La machine d’Anticythère, vieille de plus de 2 000 ans, est le tout premier mécanisme de calcul analogique à notre connaissance. Issu de l’Antiquité grecque, un seul exemplaire a été mis au jour par les archéologues, en 1901, au sein d’une épave proche de l’île d’Anticythère. Grâce à des engrenages actionnés manuellement, la machine permettait d’anticiper les mouvements des planètes connues à l’époque (Mercure, Vénus, Mars, Jupiter, Saturne), ainsi que ceux du Soleil et de la Lune, afin d’en calculer les positions astronomiques et de les mettre en rapport avec le calendrier des événements — quand devaient se tenir les Jeux olympiques, par exemple.
Malheureusement, l’appareil a été retrouvé incomplet : les fragments en notre possession ne représentent qu’un tiers de la machine d’Anticythère. À ce problème s’ajoute l’impossibilité de démonter la machine sans l’endommager — elle est bien trop précieuse pour cela. C’est là qu’intervient le travail inédit d’une équipe de recherche de l’UCL (University College of London).

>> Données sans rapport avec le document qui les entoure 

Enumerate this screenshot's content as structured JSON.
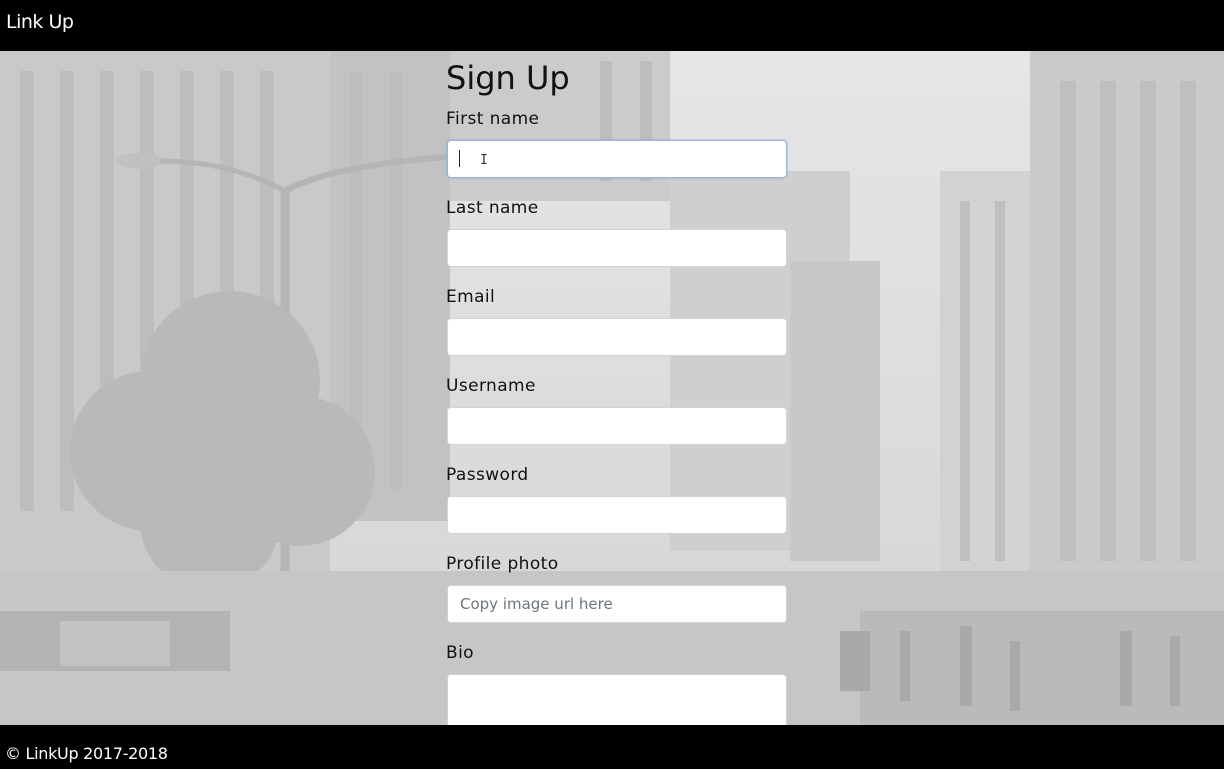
{
  "navbar": {
    "brand": "Link Up"
  },
  "signup": {
    "title": "Sign Up",
    "fields": [
      {
        "label": "First name",
        "value": "",
        "placeholder": ""
      },
      {
        "label": "Last name",
        "value": "",
        "placeholder": ""
      },
      {
        "label": "Email",
        "value": "",
        "placeholder": ""
      },
      {
        "label": "Username",
        "value": "",
        "placeholder": ""
      },
      {
        "label": "Password",
        "value": "",
        "placeholder": ""
      },
      {
        "label": "Profile photo",
        "value": "",
        "placeholder": "Copy image url here"
      },
      {
        "label": "Bio",
        "value": "",
        "placeholder": ""
      }
    ]
  },
  "footer": {
    "copyright": "© LinkUp 2017-2018"
  },
  "colors": {
    "bar": "#000000",
    "bar_text": "#ffffff",
    "text": "#111111",
    "focus_border": "#9ab8e0"
  }
}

Dans un papier de recherche publié le 12 mars 2021 dans Scientific Reports, l’équipe décrypte la reconstruction numérique de l’appareil, à partir des scans précédemment réalisés de l’appareil. Au XXè siècle, d’autres tentatives de reconstruction ont eu lieu, mais très infructueuses car les scientifiques n’avaient que peu d’informations sur le fonctionnement de l’appareil et les calculs sur lesquels il repose. Or, les scans tomographiques (la reconstruction d’un volume à partie de mesure) menés il y a quelques années ont révélé, au sein même des inscriptions cachées dans la machine, des données mathématiques sur son fonctionnement.
Un « dispositif de génie »
« Notre défi consistait à créer un nouveau modèle correspondant à toutes les preuves qui subsistent », expliquent, dans le papier, les six scientifiques menant ce projet.
Ils ont donc combiné les données découvertes par tomographie avec les calculs de Michael Wright, un conservateur qui avait construit une réplique incomplète par le passé, et avec les calculs astronomiques du philosophe grec antique Parménide. Ce dernier choix est crucial : pour reconstruire réellement la machine, il est impératif de reprendre les modalités de conception de l’époque. Il faut donc que la base mathématique soit celle des postulats de l’Antiquité grecque, à savoir, notamment, l’idée complètement invalidée que tout tourne autour de la Terre.
« Notre travail révèle que le mécanisme d’Anticythère provient d’une magnifique conception, dont la superbe ingénierie aboutit à un dispositif de génie. Il remet en question toutes nos idées préconçues sur les capacités technologiques des Grecs de l’Antiquité », explique l’équipe de recherche. La reconstitution numérique montre en effet que les mécanismes sont d’une précision millimétrée, jusqu’à faire tenir parfaitement un mécanisme d’engrenages superposés dans un compartiment d’à peine 2,5 centimètres de profondeur.
Durant leur reconstitution, les scientifiques ont pu constater que la machine d’Anticythère constituait un recueil astronomique « stupéfiant » : elle calculait les longitudes écliptiques de la Lune, du Soleil et des planètes ; les phases de la Lune ; les phases synodiques des planètes ; les éclipses (possibilités, heures, caractéristiques, années et saisons) ; les levers et couchers héliaques d’étoiles et de constellations importantes.
L’équipe de recherche a également remarqué que les erreurs dans le mécanisme ne proviennent pas de mauvais calculs géométriques, mais simplement du géocentrisme, la théorie erronée des Grecs voulant que la Terre soit au centre. À cause de ce mauvais postulat, le mouvement des corps était beaucoup plus difficile à prédire. Mais les calculs géométriques eux-mêmes étaient très bons.
Le prochain objectif de ces scientifiques est de s’appuyer sur leur reconstitution numérique pour procéder à une reconstruction physique de la machine — ce qui aboutirait à bien plus de révélations encore sur les mécanismes.